A year is a long time. This year, my career took a significant change in direction which I’m very happy about, I got PBs at the gym, I made friends with a cool dog who lives downstairs and I ate more kale and quinoa. I also spent approximately 50 hours of my young life that I’ll never get back watching every single episode of Game of Thrones (this could count as a win depending on how you look at it), ate my bodyweight in Ben and Jerry’s Karamel Sutra, got chucked out of that thing, and left questionably long breaks between shaving my legs. No year is ever an out and out victory, just as no year is ever truly a failure.

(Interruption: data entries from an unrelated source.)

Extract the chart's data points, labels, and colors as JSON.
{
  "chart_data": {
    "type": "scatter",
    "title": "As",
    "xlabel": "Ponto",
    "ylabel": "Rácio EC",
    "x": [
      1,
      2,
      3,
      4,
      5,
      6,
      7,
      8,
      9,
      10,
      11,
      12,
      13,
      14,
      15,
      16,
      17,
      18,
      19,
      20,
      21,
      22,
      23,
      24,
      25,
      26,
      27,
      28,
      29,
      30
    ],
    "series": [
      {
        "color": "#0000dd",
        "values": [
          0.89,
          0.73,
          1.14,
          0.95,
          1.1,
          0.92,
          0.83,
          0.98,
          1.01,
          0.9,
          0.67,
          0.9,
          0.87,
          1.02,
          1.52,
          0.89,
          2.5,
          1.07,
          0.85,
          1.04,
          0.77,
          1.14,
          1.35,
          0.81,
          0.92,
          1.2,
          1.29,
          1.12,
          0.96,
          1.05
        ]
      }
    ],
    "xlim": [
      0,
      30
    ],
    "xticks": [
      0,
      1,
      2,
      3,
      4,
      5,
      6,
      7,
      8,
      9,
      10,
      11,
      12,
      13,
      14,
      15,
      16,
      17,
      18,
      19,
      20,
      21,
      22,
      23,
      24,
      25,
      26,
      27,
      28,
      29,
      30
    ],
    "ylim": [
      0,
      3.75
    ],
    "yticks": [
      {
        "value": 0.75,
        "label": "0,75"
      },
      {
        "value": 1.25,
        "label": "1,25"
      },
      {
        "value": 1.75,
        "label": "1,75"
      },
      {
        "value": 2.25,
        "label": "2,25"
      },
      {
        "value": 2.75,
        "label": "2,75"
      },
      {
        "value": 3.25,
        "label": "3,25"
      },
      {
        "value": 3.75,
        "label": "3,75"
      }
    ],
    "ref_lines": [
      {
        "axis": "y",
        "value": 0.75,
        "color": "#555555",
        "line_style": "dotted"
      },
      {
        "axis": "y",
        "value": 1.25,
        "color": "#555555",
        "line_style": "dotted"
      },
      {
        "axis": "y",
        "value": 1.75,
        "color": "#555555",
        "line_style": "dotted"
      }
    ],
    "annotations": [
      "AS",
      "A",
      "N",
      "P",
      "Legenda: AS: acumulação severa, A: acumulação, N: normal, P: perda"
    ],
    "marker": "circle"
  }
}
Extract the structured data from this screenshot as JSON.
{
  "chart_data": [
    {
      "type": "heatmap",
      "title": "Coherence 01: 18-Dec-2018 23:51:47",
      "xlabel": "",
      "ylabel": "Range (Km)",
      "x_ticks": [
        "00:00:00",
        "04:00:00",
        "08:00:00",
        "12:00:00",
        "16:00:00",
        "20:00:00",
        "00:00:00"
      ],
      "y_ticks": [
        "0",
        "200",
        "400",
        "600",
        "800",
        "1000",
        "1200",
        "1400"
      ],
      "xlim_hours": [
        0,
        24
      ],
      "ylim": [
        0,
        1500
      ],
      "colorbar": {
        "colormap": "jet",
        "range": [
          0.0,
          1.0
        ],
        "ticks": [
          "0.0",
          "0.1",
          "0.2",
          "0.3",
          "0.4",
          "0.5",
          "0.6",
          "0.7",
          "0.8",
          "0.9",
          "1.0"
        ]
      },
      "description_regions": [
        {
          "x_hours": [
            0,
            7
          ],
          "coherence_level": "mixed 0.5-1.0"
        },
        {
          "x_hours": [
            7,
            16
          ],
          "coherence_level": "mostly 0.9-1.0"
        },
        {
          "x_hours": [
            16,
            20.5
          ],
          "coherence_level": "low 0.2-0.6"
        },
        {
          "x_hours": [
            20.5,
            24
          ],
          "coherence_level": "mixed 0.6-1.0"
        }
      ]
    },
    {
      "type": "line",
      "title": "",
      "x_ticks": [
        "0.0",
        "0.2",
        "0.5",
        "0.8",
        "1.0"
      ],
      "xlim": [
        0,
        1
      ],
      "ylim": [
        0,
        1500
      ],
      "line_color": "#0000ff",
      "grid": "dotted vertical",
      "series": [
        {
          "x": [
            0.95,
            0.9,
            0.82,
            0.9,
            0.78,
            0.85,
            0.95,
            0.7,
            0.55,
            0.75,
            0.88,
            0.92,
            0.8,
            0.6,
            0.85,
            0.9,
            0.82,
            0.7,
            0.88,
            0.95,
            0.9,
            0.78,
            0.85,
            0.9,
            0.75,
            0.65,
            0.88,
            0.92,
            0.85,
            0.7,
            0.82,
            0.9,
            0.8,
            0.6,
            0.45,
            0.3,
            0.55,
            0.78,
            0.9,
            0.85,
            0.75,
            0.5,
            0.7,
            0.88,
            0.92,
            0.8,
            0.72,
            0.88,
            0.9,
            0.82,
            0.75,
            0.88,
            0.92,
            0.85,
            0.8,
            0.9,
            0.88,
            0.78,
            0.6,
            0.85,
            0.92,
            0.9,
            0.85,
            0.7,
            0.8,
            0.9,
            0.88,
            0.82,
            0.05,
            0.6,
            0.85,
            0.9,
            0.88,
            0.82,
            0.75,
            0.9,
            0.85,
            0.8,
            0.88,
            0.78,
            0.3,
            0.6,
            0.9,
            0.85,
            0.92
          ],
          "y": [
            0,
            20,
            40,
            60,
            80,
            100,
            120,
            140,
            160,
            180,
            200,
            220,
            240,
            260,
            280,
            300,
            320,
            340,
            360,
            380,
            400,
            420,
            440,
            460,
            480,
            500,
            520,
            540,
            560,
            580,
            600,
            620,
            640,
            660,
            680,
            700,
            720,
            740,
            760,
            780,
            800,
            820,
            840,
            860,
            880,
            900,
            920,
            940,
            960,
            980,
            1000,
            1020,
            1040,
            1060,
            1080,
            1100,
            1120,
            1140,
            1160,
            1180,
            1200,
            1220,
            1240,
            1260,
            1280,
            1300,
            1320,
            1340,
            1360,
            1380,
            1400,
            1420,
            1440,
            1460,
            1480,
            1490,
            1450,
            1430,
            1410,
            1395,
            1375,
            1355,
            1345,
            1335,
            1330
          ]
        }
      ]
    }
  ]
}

January 1st might well be your defining moment, the catalyst you need to push you towards greatness. But it’s more likely to be just another day. Let’s not tie ourselves to one start date to make everything better and then berate ourselves when life doesn’t fit within such a strict timetable. Because then what? We wait until the next January 1st rolls around? No chance. So perhaps we should disconnect New Year and resolutions. Make the two mutually exclusive. We can still make resolutions, just without the weight of a new year behind them. And we can still welcome the New Year, just without the pressure of a personal overhaul. This way, we can choose our moment rather than having it thrust upon us as we emerge, blinking and stretching, from the warm embrace of Christmas food and TV marathons. That sounds like a far better arrangement to me.